Well I was almost salivating at the thought of all that port, the sweet wine I’ll be imbibing, that I was starting to feel guilt at the excesses that I will most certainly be indulging.
To atone, i steered towards the Gold Coast which was holding its marathon festival that weekend. I signed up for the 10km run on the Saturday. I had planned to watch the marathon on the Sunday, but i had to pack for Gladstone.
The Southern Cross University 10km Run is part of the Gold Coast Airport Marathon festival. This is the first year that the 10 km run is held. I was not going to miss the occasion.
The Marathon course is flat, fast and scenic, taking in the golden surf beaches of Surfers Paradise, Broadbeach and Burleigh Heads and glistening Southport Broadwater.The event was first staged in 1979 with just 691 runners and has grown to become one of the biggest and best holiday marathons in the world. Last year, a record 23,398 people from 42 countries took part, with that figure expected to climb in excess of 25,000 in 2010.
I ran my usual race plan. To finish the race and not embarrass myself. I was about 50 rows back from the startline. When the gun went we all surged forward. The usual pattern played out as i now recognise a familiarity to running this distance.
I tend to go my quickest at the first 2km so i go past some runners, although many more go past me. Starting the third i would settle to my normal jogging pace and maintain this until the final 2 km. In between the first and last fifth of the race i observe the runners in my pace group. Many of them are like me. Middle-aged men and women with some older (50 yrs+) and a few young kids. Sometimes i speed up, and then slow down so as not to be seeing the same pops and nans in front of me. They eventually overtake me again.
The pattern repeats a few times until the final 2 km. At this stage i would be almost exhausted and just going on muscle memory. If i feel any drop of energy left i would pick up speed and try to sustain it to the finish. Most often i would save something for the final hundred meters so i can finish on the trot and not cross the finish line walking. This time i misread the 8km as 9km and sped up only to falter the final kilometre. I jogged as best i can and pretended a sprint on the final 50 metres. The clock showed 53:odd minutes, as i crossed. With the amount of training that i do (not a lot), I can’t really complain.
After crossing the finish line, i stumbled to the sidelines to recover. Later on i walked out to the refreshments stands for something to drink.

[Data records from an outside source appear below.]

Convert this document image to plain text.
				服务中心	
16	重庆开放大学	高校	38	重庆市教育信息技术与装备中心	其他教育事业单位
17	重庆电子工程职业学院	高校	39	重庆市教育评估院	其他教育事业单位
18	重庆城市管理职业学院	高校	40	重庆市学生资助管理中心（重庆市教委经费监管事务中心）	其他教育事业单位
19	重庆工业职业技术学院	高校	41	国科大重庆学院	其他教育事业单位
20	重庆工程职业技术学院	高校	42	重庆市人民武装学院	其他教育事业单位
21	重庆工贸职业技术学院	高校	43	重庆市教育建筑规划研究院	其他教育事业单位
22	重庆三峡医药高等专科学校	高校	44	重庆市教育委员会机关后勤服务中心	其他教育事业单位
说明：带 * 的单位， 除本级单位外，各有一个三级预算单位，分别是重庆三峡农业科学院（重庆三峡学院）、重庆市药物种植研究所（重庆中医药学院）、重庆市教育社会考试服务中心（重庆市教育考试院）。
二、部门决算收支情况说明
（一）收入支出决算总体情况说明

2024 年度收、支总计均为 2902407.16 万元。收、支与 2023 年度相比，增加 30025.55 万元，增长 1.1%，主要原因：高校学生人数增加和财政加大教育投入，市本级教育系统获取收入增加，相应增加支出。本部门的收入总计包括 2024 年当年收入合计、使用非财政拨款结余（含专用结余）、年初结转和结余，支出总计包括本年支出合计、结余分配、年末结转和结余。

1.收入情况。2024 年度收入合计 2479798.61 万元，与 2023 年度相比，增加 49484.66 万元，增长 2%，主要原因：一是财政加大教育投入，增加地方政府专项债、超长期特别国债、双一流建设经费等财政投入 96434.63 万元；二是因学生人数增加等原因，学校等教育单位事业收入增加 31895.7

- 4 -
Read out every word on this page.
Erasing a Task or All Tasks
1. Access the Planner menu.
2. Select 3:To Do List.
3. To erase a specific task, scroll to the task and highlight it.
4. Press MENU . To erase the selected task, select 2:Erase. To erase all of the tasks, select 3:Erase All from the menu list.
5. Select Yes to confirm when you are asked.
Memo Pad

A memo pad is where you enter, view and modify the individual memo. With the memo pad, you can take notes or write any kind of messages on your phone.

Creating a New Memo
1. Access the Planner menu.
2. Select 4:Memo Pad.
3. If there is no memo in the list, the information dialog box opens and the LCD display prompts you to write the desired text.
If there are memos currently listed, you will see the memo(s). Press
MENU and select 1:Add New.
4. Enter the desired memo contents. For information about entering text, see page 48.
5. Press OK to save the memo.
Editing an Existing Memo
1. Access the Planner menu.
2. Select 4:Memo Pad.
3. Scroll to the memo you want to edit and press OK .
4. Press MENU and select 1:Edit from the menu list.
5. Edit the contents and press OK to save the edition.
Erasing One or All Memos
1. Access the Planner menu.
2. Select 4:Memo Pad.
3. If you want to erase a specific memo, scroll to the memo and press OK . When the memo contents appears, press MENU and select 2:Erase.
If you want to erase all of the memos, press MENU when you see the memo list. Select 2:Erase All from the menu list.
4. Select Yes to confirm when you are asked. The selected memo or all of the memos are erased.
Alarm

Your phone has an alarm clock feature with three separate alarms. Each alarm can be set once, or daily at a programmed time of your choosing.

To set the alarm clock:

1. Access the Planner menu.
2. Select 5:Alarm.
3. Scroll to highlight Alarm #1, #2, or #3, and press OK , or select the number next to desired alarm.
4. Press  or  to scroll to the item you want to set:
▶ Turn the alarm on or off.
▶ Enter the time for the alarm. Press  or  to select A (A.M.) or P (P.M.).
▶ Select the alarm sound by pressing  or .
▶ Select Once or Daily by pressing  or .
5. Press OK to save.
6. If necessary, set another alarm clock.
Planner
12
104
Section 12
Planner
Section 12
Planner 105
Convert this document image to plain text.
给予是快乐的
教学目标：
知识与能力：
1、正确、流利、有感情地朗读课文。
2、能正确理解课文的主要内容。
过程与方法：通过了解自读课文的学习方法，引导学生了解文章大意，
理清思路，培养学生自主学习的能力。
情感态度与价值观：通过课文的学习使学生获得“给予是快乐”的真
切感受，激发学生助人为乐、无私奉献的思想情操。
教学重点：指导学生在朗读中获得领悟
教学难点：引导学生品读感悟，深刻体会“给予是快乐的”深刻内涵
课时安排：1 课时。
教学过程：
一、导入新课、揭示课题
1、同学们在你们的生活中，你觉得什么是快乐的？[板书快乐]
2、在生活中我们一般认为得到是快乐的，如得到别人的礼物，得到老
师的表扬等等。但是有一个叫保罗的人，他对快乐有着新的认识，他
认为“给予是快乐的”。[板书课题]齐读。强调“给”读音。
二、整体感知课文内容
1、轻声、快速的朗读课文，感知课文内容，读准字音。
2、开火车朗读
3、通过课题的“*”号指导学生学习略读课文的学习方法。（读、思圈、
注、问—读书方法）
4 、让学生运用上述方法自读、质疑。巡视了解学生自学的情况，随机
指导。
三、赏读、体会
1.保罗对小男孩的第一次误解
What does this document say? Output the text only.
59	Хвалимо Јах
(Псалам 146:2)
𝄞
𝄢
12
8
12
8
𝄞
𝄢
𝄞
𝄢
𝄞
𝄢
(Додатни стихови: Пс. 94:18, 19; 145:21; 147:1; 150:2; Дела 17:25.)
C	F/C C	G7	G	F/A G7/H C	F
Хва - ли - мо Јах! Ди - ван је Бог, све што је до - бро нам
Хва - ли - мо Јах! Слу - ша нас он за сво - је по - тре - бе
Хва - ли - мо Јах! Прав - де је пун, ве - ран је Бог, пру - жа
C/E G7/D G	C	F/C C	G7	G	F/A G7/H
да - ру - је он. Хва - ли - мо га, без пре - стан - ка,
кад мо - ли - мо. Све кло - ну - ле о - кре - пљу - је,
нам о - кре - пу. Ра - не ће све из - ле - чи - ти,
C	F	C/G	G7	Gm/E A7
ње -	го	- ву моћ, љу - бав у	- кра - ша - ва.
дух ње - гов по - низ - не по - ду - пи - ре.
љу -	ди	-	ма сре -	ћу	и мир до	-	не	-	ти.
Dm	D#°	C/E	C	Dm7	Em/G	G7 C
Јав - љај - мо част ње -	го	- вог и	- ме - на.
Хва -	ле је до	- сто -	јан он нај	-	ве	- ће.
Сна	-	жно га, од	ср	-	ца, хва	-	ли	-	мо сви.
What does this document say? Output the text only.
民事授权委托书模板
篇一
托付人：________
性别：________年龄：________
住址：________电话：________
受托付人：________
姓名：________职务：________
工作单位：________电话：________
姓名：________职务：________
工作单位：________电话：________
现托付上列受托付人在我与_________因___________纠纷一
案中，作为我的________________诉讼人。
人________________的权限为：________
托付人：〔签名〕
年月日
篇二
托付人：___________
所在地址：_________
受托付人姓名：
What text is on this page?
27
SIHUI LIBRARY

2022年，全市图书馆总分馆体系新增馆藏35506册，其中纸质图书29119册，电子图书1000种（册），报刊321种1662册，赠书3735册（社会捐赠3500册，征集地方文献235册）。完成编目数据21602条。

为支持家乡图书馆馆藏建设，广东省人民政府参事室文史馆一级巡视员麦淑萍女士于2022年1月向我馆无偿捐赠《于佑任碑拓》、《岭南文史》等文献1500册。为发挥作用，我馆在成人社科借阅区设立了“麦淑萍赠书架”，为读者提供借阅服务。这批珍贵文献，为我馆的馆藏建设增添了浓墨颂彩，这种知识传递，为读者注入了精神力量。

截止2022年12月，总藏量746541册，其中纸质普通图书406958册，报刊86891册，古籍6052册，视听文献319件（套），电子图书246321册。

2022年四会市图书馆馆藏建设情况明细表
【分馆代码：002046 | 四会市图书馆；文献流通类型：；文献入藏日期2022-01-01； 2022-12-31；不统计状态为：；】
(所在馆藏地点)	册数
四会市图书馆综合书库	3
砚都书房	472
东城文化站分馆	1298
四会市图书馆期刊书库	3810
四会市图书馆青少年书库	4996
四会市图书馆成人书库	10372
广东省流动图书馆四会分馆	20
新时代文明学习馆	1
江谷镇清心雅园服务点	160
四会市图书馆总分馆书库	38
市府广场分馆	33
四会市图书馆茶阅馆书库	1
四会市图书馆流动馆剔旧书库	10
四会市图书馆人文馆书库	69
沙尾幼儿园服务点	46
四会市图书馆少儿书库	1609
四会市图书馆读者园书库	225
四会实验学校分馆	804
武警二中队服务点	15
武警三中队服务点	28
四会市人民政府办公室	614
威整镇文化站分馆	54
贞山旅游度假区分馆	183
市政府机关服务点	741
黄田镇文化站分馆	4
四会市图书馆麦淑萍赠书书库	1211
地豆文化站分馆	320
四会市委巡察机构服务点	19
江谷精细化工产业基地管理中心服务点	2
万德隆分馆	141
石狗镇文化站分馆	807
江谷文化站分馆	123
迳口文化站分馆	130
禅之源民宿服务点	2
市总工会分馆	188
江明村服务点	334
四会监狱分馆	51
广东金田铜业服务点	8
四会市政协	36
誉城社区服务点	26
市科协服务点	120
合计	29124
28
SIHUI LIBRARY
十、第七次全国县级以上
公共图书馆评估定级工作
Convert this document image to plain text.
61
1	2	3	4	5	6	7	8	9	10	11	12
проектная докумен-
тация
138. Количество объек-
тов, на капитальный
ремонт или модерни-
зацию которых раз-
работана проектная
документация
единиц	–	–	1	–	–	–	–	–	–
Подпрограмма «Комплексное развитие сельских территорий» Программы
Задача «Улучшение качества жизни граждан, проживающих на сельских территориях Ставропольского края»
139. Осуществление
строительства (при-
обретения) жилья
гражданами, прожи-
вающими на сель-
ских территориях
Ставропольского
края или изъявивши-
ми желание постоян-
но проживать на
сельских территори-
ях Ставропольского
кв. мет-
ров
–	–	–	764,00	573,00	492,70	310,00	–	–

The Japanese are into marathon and running events quite seriously. Many of them are over here in Australia not just as participants, but also as support crews and cheerers. They are also here as volunteers for the event.
One young Japanese lad was minding one of the drinks stands, and maybe he thought i was Japanese, so he said: “konichiwa. itchy? knee?” pointing at the water bottles.
I replied: “No son, just sore feet, San”. That was as much as i knew about their language - that you call them something-san, and i was being polite.
He handed me three bottles!
(lame as my legs that one, he he).
I took one water bottle saying “thanks in-san”. He smiled so he must have understood that one.
Many of the elite runners of Australia and some from overseas took part in the race. They were using the race as part of their preparation for the Commonwealth games in New Delhi later in the year.
The locals dominated the 10 km run.
In the feature race on Sunday, the marathon, internationals showed the way. Kenyans Kariuki, Cherus and Chebet blitzed the men’s field while Japanese trio Yoshida, Matsuo and Fujita did the same in the women’s race.
All finishers received a commemorative medallion and a tee shirt. Certificates marking the occasion and achievement were made available online. Photos too. If you're amongst the elites, you'll have plenty.
For some consolation, i was under the average finishing time.